Secondly, development programmes need to be memorable and engaging. How many training sessions are undertaken and then completely forgotten about? Sitting in a classroom, staring at a whiteboard may work for some people, but for many it is not the best way to embed learning. Take for example Adil Jan at Synergy Health:
It was clear to me that people in non-academic environments do not value ‘traditional’ learning styles – I have often heard people talk about boring and out-of-touch corporate initiatives which they do not understand or relate to and I knew that I needed to look for a solution that would engage them from the start.
He knew that he needed to do something different so chose an experiential programme which allowed his team to get away from the office and out of their comfort zones. The results of this are clear:
The learning was not only a great experience but empowered everyone as we all felt engaged. There’s no distrust which means morale has gone up, there’s much more engagement because the team are not afraid to ask or challenge and we’ve built stronger bonds which means every one of us has been able to achieve more since returning. (Adil Jan, IT Manager, Synergy Health)
And thirdly, a development programme will be most effective if it is long-term.
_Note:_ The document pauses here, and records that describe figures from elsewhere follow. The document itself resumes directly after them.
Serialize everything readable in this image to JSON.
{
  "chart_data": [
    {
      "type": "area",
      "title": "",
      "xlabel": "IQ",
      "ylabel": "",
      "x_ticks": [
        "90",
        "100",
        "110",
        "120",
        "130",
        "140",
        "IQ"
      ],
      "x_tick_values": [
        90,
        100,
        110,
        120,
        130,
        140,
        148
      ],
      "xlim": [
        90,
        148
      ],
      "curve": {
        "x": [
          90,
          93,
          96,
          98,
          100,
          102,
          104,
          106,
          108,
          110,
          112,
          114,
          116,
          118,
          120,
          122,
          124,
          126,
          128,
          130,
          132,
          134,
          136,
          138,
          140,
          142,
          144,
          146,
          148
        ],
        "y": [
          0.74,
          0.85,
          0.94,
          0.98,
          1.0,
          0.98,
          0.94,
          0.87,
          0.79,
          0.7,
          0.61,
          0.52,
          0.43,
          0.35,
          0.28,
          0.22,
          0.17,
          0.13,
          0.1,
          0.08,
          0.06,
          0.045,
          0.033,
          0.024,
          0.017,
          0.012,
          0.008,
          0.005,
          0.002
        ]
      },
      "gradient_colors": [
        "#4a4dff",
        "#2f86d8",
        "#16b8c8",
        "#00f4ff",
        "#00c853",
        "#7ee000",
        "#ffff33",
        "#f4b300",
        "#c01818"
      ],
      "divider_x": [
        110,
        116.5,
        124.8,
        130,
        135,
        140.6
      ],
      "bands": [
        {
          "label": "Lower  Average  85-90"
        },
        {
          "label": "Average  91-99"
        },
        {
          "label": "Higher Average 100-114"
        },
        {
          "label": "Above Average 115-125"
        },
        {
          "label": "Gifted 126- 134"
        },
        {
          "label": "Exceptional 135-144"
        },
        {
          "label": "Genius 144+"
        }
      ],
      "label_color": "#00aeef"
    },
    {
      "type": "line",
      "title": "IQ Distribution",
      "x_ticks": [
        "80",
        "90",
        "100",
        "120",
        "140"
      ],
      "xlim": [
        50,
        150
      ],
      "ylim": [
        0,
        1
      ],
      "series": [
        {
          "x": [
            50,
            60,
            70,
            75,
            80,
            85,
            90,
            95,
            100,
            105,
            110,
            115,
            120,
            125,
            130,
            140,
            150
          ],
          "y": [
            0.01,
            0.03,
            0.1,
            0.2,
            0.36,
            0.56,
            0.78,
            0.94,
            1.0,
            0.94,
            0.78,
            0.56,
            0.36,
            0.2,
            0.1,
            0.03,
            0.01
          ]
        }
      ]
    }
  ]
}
Stand alone courses are ideal for imparting snippets of information, but there is no guarantee that they will have any impact on developing talent in the long run unless there is time for support and follow up. Individual feedback and follow up sessions are critical for ensuring that what has been learned has been embedded. Michael Pearse from Aviva agrees that support and follow up are essential:
This input from Farscape definitely created the strong foundation for the individual’s development, progression through the programme and their eventual promotion. (Michael Pearse, Consultant, Aviva)
It is vital for employers to show that they are taking the developmental needs of their talent into consideration. However, what is even more important is to show that development programmes are done in a way which actually works. People quickly become disenfranchised with box-ticking exercises and development done for the sake of development. Unless it is tailored, well thought out, memorable and long-term, organisations may well face that exodus of their most talented employees.